The linebackers intermittently rushed to the line, stepped back, walked outside, stepped back inside. On third-and-11 in the first quarter, Shaun Williams stepped toward the line, and Manning shouted that Williams was acting as "the mike" — the middle linebacker — and altered his call. But Williams backed up, and the Giants were in perfect position to tackle tight end Joe Dean Davenport when Manning dumped a short pass over the middle.

"We were trying to give him some different looks and make him make some bad checks," cornerback Will Allen said, referring to how Manning changes plays. "And I think we did that a few times."

Manning "is a smart quarterback," linebacker Brandon Short said. "But he can't read your mind."

Jason Sehorn said: "We forced him to wait, and wait, and wait, and read the defense on the run, and that's tough for any quarterback."

The Giants also narrowed Manning's options by cutting off the Colts' running game. Some of the Giants' running plays were similar in design to those of Indianapolis, Barber said, and the defense reacted as if it knew was what coming, holding the Colts' backs to 10 yards on 10 carries in the first half.

Manning is a master of the play-action pass, but because the Colts did not have a credible running game, there was no reason to honor the fakes; Manning attempted only one play-action pass the entire game. "We showed it early — `You guys are not going to run the ball today,' " Allen said.

With Will Peterson sidelined with concussion-related problems, Allen covered the record-breaking receiver Marvin Harrison on every play. Allen made sure Harrison did not get free deep, and he got help on short passes — at the snap, Short repeatedly slid to Harrison's side, ensuring that Manning would not get a clear lane on short passes to his favorite wideout. Dhani Jones picked off a pass aimed at Harrison, on a play when Manning did not appear to see Jones dropping back in a zone.

"They did a good job mixing up some of their looks, pass coverage-wise," Manning said. "Since we were fairly one-dimensional, that was tough for us. But that's a credit to them for making us one-dimensional."

The Giants held a 10-0 lead in the second quarter, but Jeremy Shockey fumbled inside the Colts' 10 after making one of his seven receptions, and Barber fumbled just before halftime, setting up a Colts' field goal. The Giants should have had control of the game, like other games this season, and Fassel sensed his players needed emotional impetus.

He announced the first play of the second half would be a trick play, a flea-flicker the Giants practiced on Friday. Opening the second half at the 18-yard line, Barber took the handoff from Collins and ran about 5 yards laterally, with a wall of blockers in front of him.

Then Barber turned and threw the ball back to Collins. Strong safety David Gibson — pummeled by Shockey in the first half, when Shockey ran over him — immediately realized that Toomer was running free, behind the defense.

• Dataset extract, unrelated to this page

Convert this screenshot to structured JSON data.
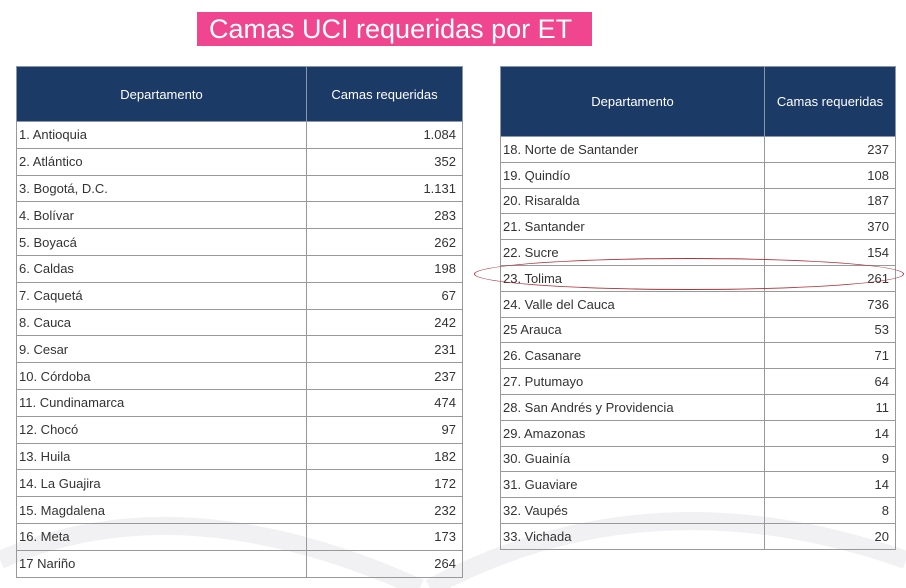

Gibson tried to catch up, but Collins hit Toomer perfectly, the ball floating into Toomer's hands. The Giants bounced off the field, greeted by their grinning coach.

The Colts (9-6), needing a victory to clinch a playoff berth — played desperately thereafter. Trailing by 14, they reached fourth down on their next possession, needed an inch and decided to go for it.

Short and middle linebacker Micheal Barrow, waiting at the line, agreed that one of them needed to take a chance. Short charged through a gap, slamming into James Mungro for a loss. This was the linebackers' best game "by far," Sehorn said.

The Colts splashed some irrelevant touchdowns across the final score, but the Giants waited out the final minutes comfortably, already feeling a sense of accomplishment. Fassel ordered others not to tell him the final score until after the game, but when Cincinnati took the lead, Frank Mara, the Giants' director of promotions, could not help himself.

"We're alive!" some players shouted in the locker room afterward.